Lieberman (right) and Hamas leader Haniyeh
Lieberman (right) and Hamas leader HaniyehIsrael news photo montage

A ceasefire with Hamas is a “grave mistake” and violates the coalition agreement calling for toppling the Hamas government, Foreign Minister and Israel Our Home party leader Avigdor Lieberman said Monday morning.

He demanded that the government implement the clause regarding the toppling of Hamas, but backed off from saying he would force a coalition crisis. His party is the largest partner in the Likud-led coalition, and polls have shown that it would gain Knesset seats if elections were held today.

Despite yesterday's rocket on southern Ashkelon, a Hamas-Israeli ceasefire is developing, whether official or not, and appears to be similar to numerous other truces that have proven to be temporary and sometimes even non-existent.

Hamas fired more than a dozen rocket and mortar shells on Israeli civilians and soldiers Sunday, one of them exploding in the heart of Kibbutz Kfar Aza, whose fields are adjacent to the security fence separating Gaza from the western Negev. Miraculously, no one was injured in the blast.

Lieberman said that any ceasefire must be dependent on a halt to Hamas’s smuggling of weapons, the toppling of the de facto Hamas government in Gaza, and an end to the terrorist organization's war of attrition.

There is almost universal agreement among Israel political and military leaders that Hamas has been playing a game for years and continues to do so:

It occasionally escalates attacks, usually causing more fear than damage,  sometimes wounding or killing civilians.
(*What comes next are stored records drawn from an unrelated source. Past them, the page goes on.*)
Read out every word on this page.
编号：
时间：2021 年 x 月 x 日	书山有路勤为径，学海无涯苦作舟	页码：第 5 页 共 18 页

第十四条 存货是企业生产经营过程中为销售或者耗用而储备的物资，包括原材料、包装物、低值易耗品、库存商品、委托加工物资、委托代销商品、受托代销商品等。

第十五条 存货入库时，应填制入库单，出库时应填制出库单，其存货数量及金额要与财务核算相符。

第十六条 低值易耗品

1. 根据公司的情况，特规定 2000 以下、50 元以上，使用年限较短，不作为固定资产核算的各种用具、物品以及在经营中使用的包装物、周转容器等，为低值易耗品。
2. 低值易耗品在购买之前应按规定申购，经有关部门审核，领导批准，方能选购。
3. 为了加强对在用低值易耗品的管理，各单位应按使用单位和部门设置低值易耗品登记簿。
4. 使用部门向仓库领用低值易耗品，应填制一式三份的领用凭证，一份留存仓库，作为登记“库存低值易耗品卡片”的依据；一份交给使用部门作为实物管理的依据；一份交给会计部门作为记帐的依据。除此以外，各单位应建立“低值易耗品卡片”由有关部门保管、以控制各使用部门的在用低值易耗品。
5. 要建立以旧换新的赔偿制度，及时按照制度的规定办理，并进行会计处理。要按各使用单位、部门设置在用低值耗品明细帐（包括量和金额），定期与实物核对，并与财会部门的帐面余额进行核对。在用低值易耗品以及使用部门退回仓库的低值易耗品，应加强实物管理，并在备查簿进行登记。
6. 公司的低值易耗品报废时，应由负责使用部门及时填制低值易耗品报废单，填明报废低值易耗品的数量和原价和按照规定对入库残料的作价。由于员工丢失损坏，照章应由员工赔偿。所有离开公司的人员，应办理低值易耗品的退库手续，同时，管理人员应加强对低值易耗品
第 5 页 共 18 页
The IDF then retaliates in kind, and the violence spirals upwards until Hamas decides “enough is enough.” The routine scenario is that Israel then agrees to a ceasefire, while Hamas smuggles in more weapons from Iran. Both sides know that another and more dangerous round is around the corner.

The extent of Hamas’ weapons stockpile was demonstrated the past several weeks with the firing of the “Kornet” laser-guided anti-tank missile, made in Russia and procured from Iran. Hizbullah used the weapon in the Second Lebanon War in 2006. Israel discovered its arrival in Gaza after Hamas terrorists used it to attack an IDF tank earlier this year, damaging the rear of the tank. The tank crew escaped injury.

Last week, terrorists aimed and fired the same kind of missile at a yellow school bus driving by Kibbutz Saad, critically wounding 16-year-old Daniel Viflic.  Moments before the attack, dozens of children got off the bus at nearby Kibbutz Kfar Aza.